Warid Telecom
- Native name: ওয়ারিদ টেলিকম
- Type: Private
- Industry: Telecommunication
- Founded: December 2005; 20 years ago
- Defunct: December 20, 2010
- Fate: Rebranded to Airtel
- Successor: Airtel Bangladesh(2010) & Then Airtel Bangladesh merged into Robi Axiata PLC(2016) keeping airtel brand name & then included into cirkle package of Robi Axiata PLC(2026) due to exit of airtel
- Headquarters: House 34, Road 19/A, Banani, Dhaka, Bangladesh
- Key people: Nahyan bin Mubarak Al Nahyan (Chairman); Muneer Farooqui (CEO);
- Products: Telephony, EDGE, GSM
- Parent: Warid Telecom
- Website: waridtel.com.bd

= Warid Bangladesh =

Mobile network operator in Bangladesh

Warid (وريد ওয়ারিদ) was a GSM based mobile network operator in Bangladesh. It entered into Bangladeshi telecommunication industry as the sixth mobile carrier. It commenced commercial operations on May 10, 2007.

Warid Telecom, a wholly owned subsidiary of the Abu Dhabi Group, offered mobile telephony service with a subscriber base of over 2.9 million in Bangladesh.

==History==
In December 2005, Warid Telecom International LLC, an Abu Dhabi based consortium paid US$50 million to obtain a GSM license from the BTRC and became the sixth mobile phone operator in Bangladesh.

In a press conference on August 17, 2006, Warid announced that its network would be activated two months ahead of schedule, in October 2006. In October 2006, Warid Telecom put off the launch of its cellphone services in Bangladesh until April 2007 after its major supplier Nokia walked out on an agreement over a payment dispute.

Warid had a soft launch at the end of January 2007. It gave away complimentary subscriptions among a selected group of individuals to make test calls and the operator adjusted its network's quality based on their comments.

The company crossed the 1 million customers mark on July 19, 2007.

On June 10, 2008, Warid Telecom expanded its network to 3 more districts Bandarban, Khagrachhari and Rangamati. With this, all 64 districts of Bangladesh were under Warid network coverage. Warid thus became a pan Bangladeshi mobile network.

==Network==
Warid invested US$1 billion in setting up its network across the nation. The network deployed in Bangladesh by Warid was based on the next generation mobile technology. Ericsson was selected as the vendor for its network base stations, microwave links, IT support and transmission towers.
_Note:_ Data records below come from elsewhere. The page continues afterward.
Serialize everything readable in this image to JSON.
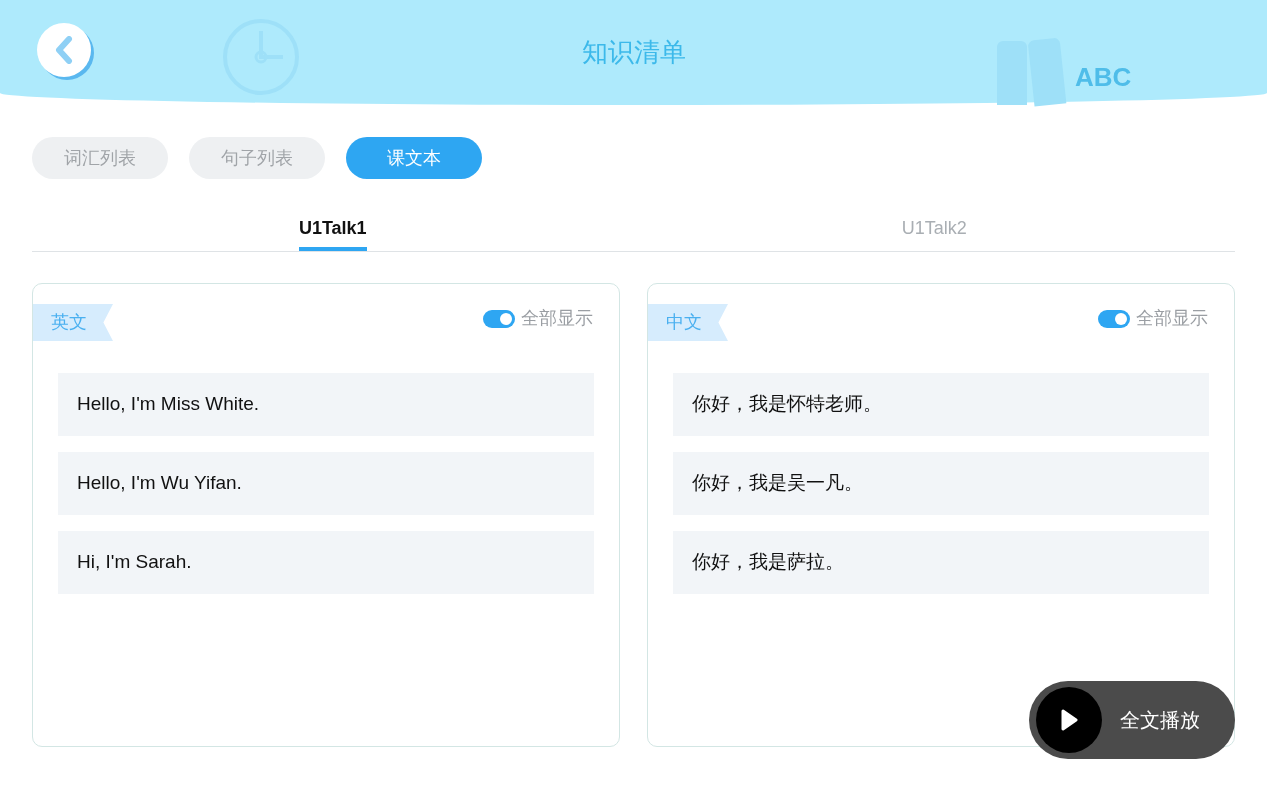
{
  "header": {
    "title": "知识清单",
    "decoration_text": "ABC"
  },
  "tabs": [
    {
      "label": "词汇列表",
      "selected": false
    },
    {
      "label": "句子列表",
      "selected": false
    },
    {
      "label": "课文本",
      "selected": true
    }
  ],
  "lessons": [
    {
      "label": "U1Talk1",
      "selected": true
    },
    {
      "label": "U1Talk2",
      "selected": false
    }
  ],
  "panels": [
    {
      "tag": "英文",
      "toggle": {
        "label": "全部显示",
        "on": true
      },
      "lines": [
        "Hello, I'm Miss White.",
        "Hello, I'm Wu Yifan.",
        "Hi, I'm Sarah."
      ]
    },
    {
      "tag": "中文",
      "toggle": {
        "label": "全部显示",
        "on": true
      },
      "lines": [
        "你好，我是怀特老师。",
        "你好，我是吴一凡。",
        "你好，我是萨拉。"
      ]
    }
  ],
  "play_button": {
    "label": "全文播放"
  }
}
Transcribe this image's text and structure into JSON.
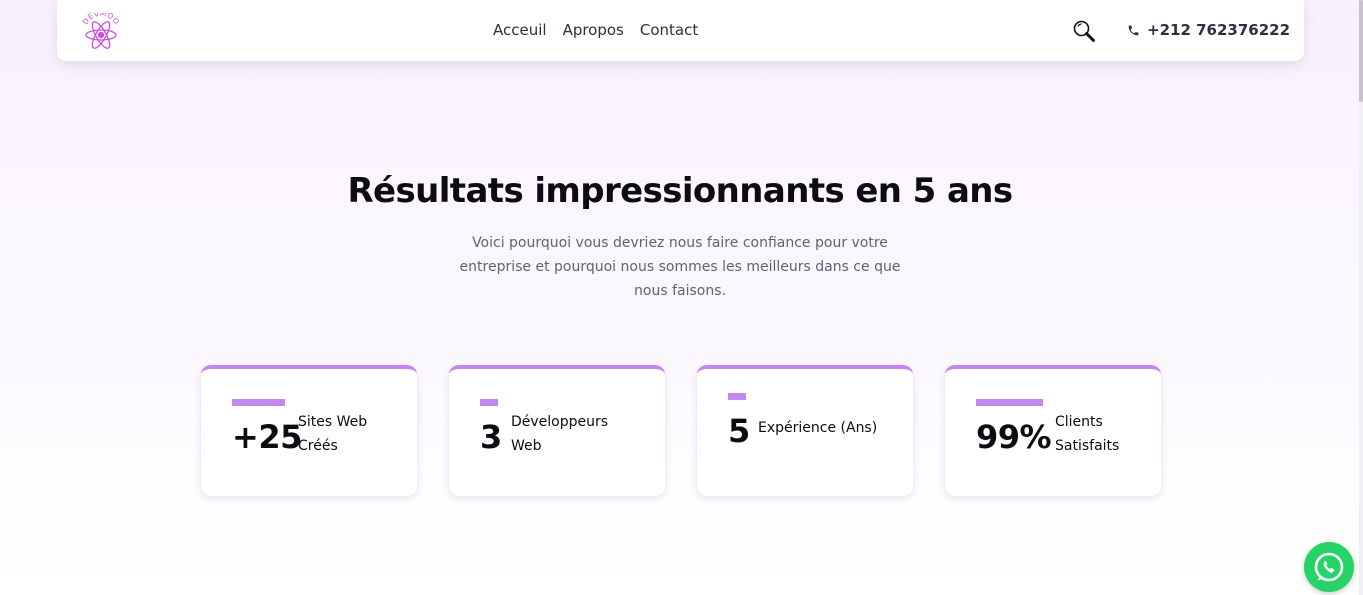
{
  "brand": {
    "logo_text": "DEVMOO",
    "logo_icon": "atom-icon"
  },
  "nav": {
    "links": [
      {
        "label": "Acceuil"
      },
      {
        "label": "Apropos"
      },
      {
        "label": "Contact"
      }
    ],
    "search_icon": "search-icon",
    "phone": {
      "icon": "phone-icon",
      "number": "+212 762376222"
    }
  },
  "section": {
    "title": "Résultats impressionnants en 5 ans",
    "description": "Voici pourquoi vous devriez nous faire confiance pour votre entreprise et pourquoi nous sommes les meilleurs dans ce que nous faisons."
  },
  "stats": [
    {
      "value": "+25",
      "label_line1": "Sites Web",
      "label_line2": "Créés"
    },
    {
      "value": "3",
      "label_line1": "Développeurs",
      "label_line2": "Web"
    },
    {
      "value": "5",
      "label_line1": "Expérience (Ans)",
      "label_line2": ""
    },
    {
      "value": "99%",
      "label_line1": "Clients",
      "label_line2": "Satisfaits"
    }
  ],
  "floating": {
    "whatsapp_icon": "whatsapp-icon"
  },
  "colors": {
    "accent": "#c387ef",
    "logo": "#d04fd8",
    "whatsapp": "#25d366",
    "text_dark": "#0c0c12",
    "text_muted": "#5f6472"
  }
}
Warid franchise with 016 prefix depicted on the board

===Radio frequency===

Frequency used by Warid network
| Frequency | Protocol | Class |
|---|---|---|
| 900 MHz | GSM/GPRS/EDGE | 2G |
| 1800 MHz | GSM/GPRS/EDGE | 2G |

===Number scheming===
Warid used the following numbering scheme:

+8801678600786

Where 880 is the ISD code for Bangladesh and is required when dialling outside the country, 16 was the prefix for Warid allocated by the government of Bangladesh. Omitting +880 would require 0 instead to represent local call, hence 016 was the general prefix and N_{1}N_{2}N_{3}N_{4}N_{5}N_{6}N_{7}N_{8} is the subscriber number.

==Marketing==

Inner side of a Warid outlet

Warid presented prepaid and postpaid plans branded as zem and zahi. Derived from an Arabic word meaning fun, zem caters the needs of pay-as-you-go customers. Likewise, zahi means royal and is an array of postpaid tariff plans.

Warid had ten business centres around the country located at key locations. These centers were controlled and operated by Warid.
It had another 120 franchises across Bangladesh, which was further backed up by a chain of sub-franchises, affinity partners & distributors.

==Acquisition==
In 2010, Warid Telecom sold a majority 70% stake in the company to India's Bharti Airtel Limited for US$300 million. The Bangladesh Telecommunication Regulatory Commission approved the deal on January 4, 2010.

Bharti Airtel Limited took management control of the company and its board, and rebranded the company's services under its own Airtel brand in December 2010.

In March 2013, Warid Telecom sold its remaining 30% shares to Bharti Airtel's Singapore-based concern Bharti Airtel Holdings Pte Limited.